Nel Nabucco la presenza di Dio è lampante, e ogni boato o baleno serve a rispondere alle irridenti domande del sovrano sul silenzio divino: “Il vincitor son io; ma giunse il vostro Dio? Il Dio d’Israello si cela per tema?”. Sovrasta tutto la celeberrima scena posta a metà opera, quando secondo l’esplicita didascalia “rumoreggia il tuono, un fulmine scoppia sulla corona del re”, che viene strappata a Nabucodonosor “da una forza soprannaturale”. Il coro commenta con aplomb: “Oh come il cielo vindice l’audace fulminò”. Non pare sorpreso; a fronte del pazzo orgoglio antisemita di Abigaille (“Questo popol maledetto sarà tolto dalla terra”) fomentata dal gran sacerdote di Baal (“Morte agli ebrei! Di Giuda gli empi figli perano tutti”), si capisce subito che Nabucodonosor non è mosso disprezzo contro gli Israeliti ma da una sete di sostituirsi a Dio. Perciò rinfaccia agli ebrei che il Signore “cadde combattendo contro me”, non esita a infrangere il proprio stesso idolo babilonese, pretende che la figlia si prostri “al simulacro mio”; infine esulta vittorioso: “Non son più re, son Dio!”. Fulminato un attimo dopo.

 

Nell’Ottocento far lampeggiare sul palco poteva essere complicato, ma ancor più lo è tradurre in azione teatrale i versetti del profeta Geremia che Temistocle Solera decise di collocare in esergo a ciascuna delle quattro parti. Perché farlo? Un esergo non si canta né s’inscena, e può beneficiarne solo chi ha il libretto sott’occhio.

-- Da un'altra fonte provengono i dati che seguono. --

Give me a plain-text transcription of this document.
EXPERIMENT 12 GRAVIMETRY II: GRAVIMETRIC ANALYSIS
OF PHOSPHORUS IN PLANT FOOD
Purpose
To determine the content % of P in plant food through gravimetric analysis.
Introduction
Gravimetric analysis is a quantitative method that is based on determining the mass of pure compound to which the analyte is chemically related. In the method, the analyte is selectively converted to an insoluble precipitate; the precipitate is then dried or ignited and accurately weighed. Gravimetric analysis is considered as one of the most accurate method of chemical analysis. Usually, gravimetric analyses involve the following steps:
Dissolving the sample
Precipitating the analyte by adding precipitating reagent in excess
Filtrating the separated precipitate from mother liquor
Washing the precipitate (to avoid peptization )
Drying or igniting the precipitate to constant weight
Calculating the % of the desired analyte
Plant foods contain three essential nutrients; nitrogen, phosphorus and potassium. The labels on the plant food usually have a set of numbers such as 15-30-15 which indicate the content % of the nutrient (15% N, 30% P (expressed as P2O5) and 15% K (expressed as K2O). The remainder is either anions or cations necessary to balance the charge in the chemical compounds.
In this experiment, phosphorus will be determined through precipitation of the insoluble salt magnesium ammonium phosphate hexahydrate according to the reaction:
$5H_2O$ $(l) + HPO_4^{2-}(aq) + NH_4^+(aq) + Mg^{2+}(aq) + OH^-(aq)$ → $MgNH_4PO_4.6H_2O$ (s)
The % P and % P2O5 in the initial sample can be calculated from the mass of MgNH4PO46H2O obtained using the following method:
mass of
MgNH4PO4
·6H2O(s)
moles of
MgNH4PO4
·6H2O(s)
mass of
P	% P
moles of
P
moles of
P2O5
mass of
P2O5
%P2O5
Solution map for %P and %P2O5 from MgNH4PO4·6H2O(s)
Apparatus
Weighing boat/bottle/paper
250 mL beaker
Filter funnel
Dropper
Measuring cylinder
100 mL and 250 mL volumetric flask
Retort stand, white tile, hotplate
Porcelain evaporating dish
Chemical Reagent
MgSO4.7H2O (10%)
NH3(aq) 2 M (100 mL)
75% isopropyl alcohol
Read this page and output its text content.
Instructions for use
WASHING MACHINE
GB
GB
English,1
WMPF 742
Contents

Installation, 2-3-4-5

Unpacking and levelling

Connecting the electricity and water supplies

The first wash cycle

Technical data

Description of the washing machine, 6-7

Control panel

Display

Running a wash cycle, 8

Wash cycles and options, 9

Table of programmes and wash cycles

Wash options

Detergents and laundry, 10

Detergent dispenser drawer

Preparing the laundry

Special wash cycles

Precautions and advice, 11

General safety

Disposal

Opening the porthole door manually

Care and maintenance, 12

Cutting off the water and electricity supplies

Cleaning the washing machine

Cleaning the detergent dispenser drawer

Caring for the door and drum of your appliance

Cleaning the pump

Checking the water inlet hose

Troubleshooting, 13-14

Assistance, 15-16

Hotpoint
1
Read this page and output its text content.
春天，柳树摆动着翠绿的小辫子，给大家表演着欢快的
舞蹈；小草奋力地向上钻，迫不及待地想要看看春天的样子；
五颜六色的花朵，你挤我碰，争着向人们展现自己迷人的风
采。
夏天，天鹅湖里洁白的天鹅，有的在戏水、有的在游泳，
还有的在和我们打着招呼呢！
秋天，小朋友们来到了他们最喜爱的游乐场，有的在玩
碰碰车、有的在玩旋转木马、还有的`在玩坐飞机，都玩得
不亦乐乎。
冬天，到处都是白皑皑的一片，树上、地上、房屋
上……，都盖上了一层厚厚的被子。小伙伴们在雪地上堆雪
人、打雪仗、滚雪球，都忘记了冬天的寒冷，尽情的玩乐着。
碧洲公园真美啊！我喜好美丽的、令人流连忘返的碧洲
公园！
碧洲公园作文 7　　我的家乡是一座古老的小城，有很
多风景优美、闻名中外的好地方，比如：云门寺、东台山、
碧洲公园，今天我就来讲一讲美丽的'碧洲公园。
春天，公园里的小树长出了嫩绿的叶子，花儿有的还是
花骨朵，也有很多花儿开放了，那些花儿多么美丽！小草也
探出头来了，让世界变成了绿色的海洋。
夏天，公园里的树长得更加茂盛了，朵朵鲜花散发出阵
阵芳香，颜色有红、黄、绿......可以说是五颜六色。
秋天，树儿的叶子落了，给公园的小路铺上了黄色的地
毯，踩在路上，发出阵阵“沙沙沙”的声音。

Può darsi che Solera mirasse all’esercizio di stile, rinvenendo esempi della folgorazione nella promessa che “il re di Babilionia arderà questa città col fuoco” ma “il turbo del Signore cadrà sul capo dell’empio”; esegesi mirabile ma limitata. Forse voleva che ai lettori la trama risultasse il naturale sviluppo delle profezie che si abbattono sulla terra numerose e abbaglianti, tanto che l’uomo ne resta disorientato e dimentico che, allo stesso modo, l’azione umana in politica dev’essere naturale sviluppo della presenza di Dio. Altrimenti è solo lamento, nostalgia di una terra idealizzata fino a che un prete non arriva a ricordare al popolo che “la tua patria è il ciel”.